Consider well-dressing: Decorate a watery place (springs are traditional, but a bowl of water would work just fine) with flowers, cloth strips known as clooties, even candles if you're working with a bowl. In this polluted age, the waters could use the extra blessings and energy.

Key concepts: April showers bring May flowers, the purity and protection of our water sources.

Do I have to do the May Queen thing?

Personally, I've never enjoyed the selection of May Queen and May King, although I understand the concept. There is a beauty of embodying community's energy for the year – which is how I've often seen this interpreted in Pagan groups – but there also is a weight of expectation to it. The Queen and King dyad can be especially problematic for groups with an unequal number of men and women, and the genderqueer also can feel left out.

Perhaps it's childish of me, but I admit there's also the current of “Crap, I never win anything” associated with it. (Fun fact: I won exactly one drawing-by-chance in my life. The prize: A potted daffodil. My luck ends there, at least when it comes to winning stuff. Needless to say, I don't bother playing the lottery.)

While we didn't have enough men – well, any – for the May King, White Cat Grove did select a May Queen one year with the traditional bean in the cake. The next time, we said “Screw it” and unanimously elected my cat Missy as the May Queen. She had a blast that year, greeting everyone at the door when they arrived and even walking between the two fires.

So, as with everything Beltaine, you can skip the whole May Day royalty bit if you want to.

Key concepts: If it doesn't work for you, screw it. (Not literally, unless it's consensual.)

Happy Maying, all!

One thought on “No Maypole? No problem! Tips on celebrating the Feast of Flowering

  1. I think there should be a variety of celebrations for Bealtaine that allow the celebrants to choose how they conduct themselves. It should not be a one size fits all ritual when there is a huge variety of people in attendance.

    Absolutely no one should be expected to have sex or observe others having sex if that is not their preference or pleasure. My impression of the older forms of these rituals is that very rarely would anyone have flat out public sex.
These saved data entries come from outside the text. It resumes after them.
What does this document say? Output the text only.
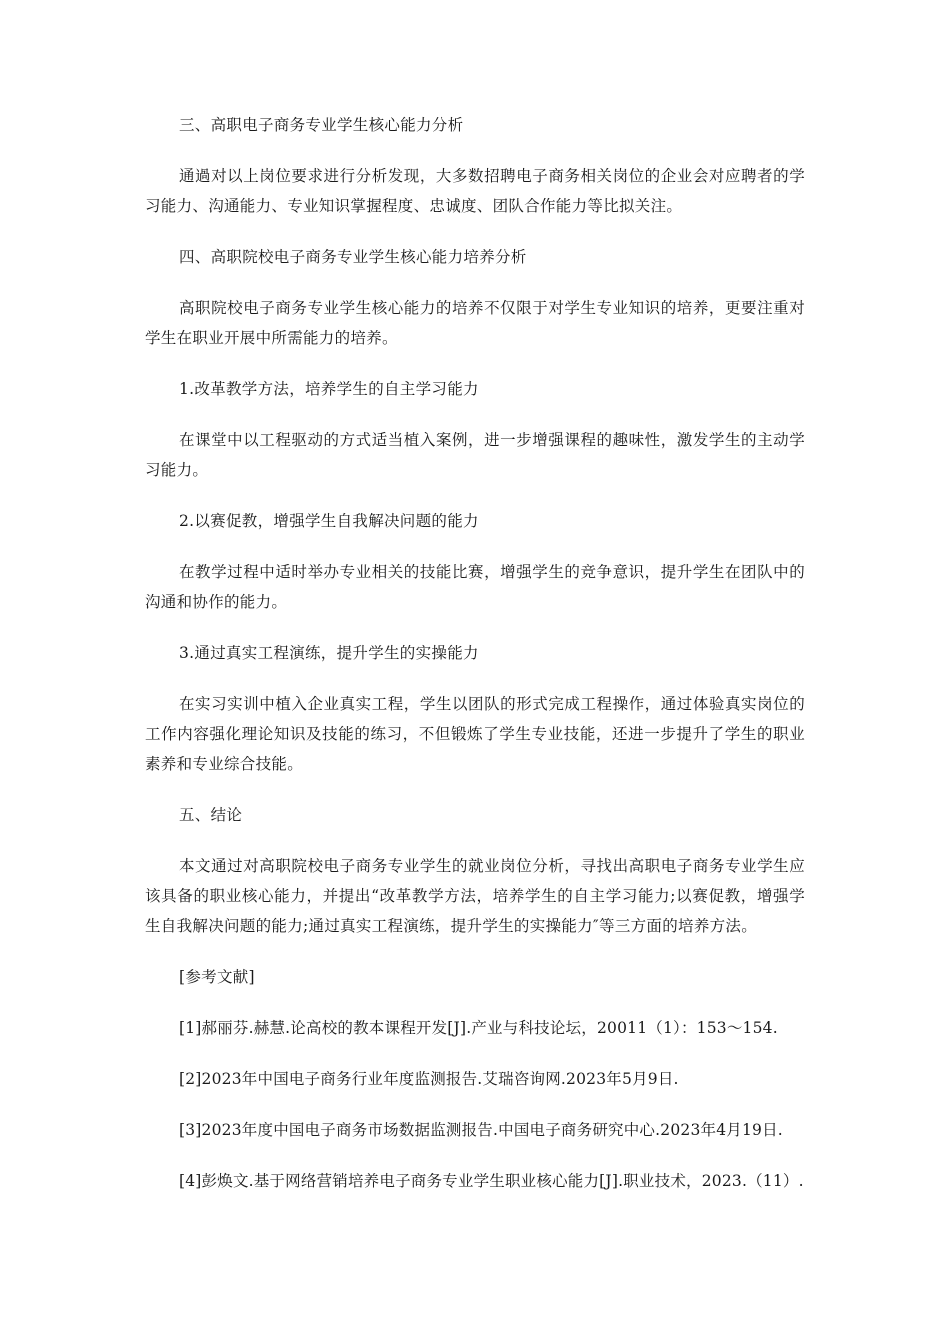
三、高职电子商务专业学生核心能力分析

通過对以上岗位要求进行分析发现，大多数招聘电子商务相关岗位的企业会对应聘者的学习能力、沟通能力、专业知识掌握程度、忠诚度、团队合作能力等比拟关注。

四、高职院校电子商务专业学生核心能力培养分析

高职院校电子商务专业学生核心能力的培养不仅限于对学生专业知识的培养，更要注重对学生在职业开展中所需能力的培养。

1.改革教学方法，培养学生的自主学习能力

在课堂中以工程驱动的方式适当植入案例，进一步增强课程的趣味性，激发学生的主动学习能力。

2.以赛促教，增强学生自我解决问题的能力

在教学过程中适时举办专业相关的技能比赛，增强学生的竞争意识，提升学生在团队中的沟通和协作的能力。

3.通过真实工程演练，提升学生的实操能力

在实习实训中植入企业真实工程，学生以团队的形式完成工程操作，通过体验真实岗位的工作内容强化理论知识及技能的练习，不但锻炼了学生专业技能，还进一步提升了学生的职业素养和专业综合技能。

五、结论

本文通过对高职院校电子商务专业学生的就业岗位分析，寻找出高职电子商务专业学生应该具备的职业核心能力，并提出“改革教学方法，培养学生的自主学习能力;以赛促教，增强学生自我解决问题的能力;通过真实工程演练，提升学生的实操能力″等三方面的培养方法。

[参考文献]

[1]郝丽芬.赫慧.论高校的教本课程开发[J].产业与科技论坛，20011（1）：153～154.

[2]2023年中国电子商务行业年度监测报告.艾瑞咨询网.2023年5月9日.

[3]2023年度中国电子商务市场数据监测报告.中国电子商务研究中心.2023年4月19日.

[4]彭焕文.基于网络营销培养电子商务专业学生职业核心能力[J].职业技术，2023.（11）.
Some folks would steal away into the darkness away from the fires if so inclined. If ritual sex was the point of the ritual then usually a ‘tent’ or screen enclosure was erected so that the celebrants would have some privacy and not be distracted from one another. Such a thing was staged in a TV miniseries a few years back and the two primary participants were masked and joined with one another in a hidden cave. That was TV but it could be adapted. The object of the rituals is not to gawk at others. It is to join with others to empower the land’s fertility, the bounty of the crops and the increases in the herds. Sex is generally very private and deserves to be respected along with the sensibilities of everyone involved.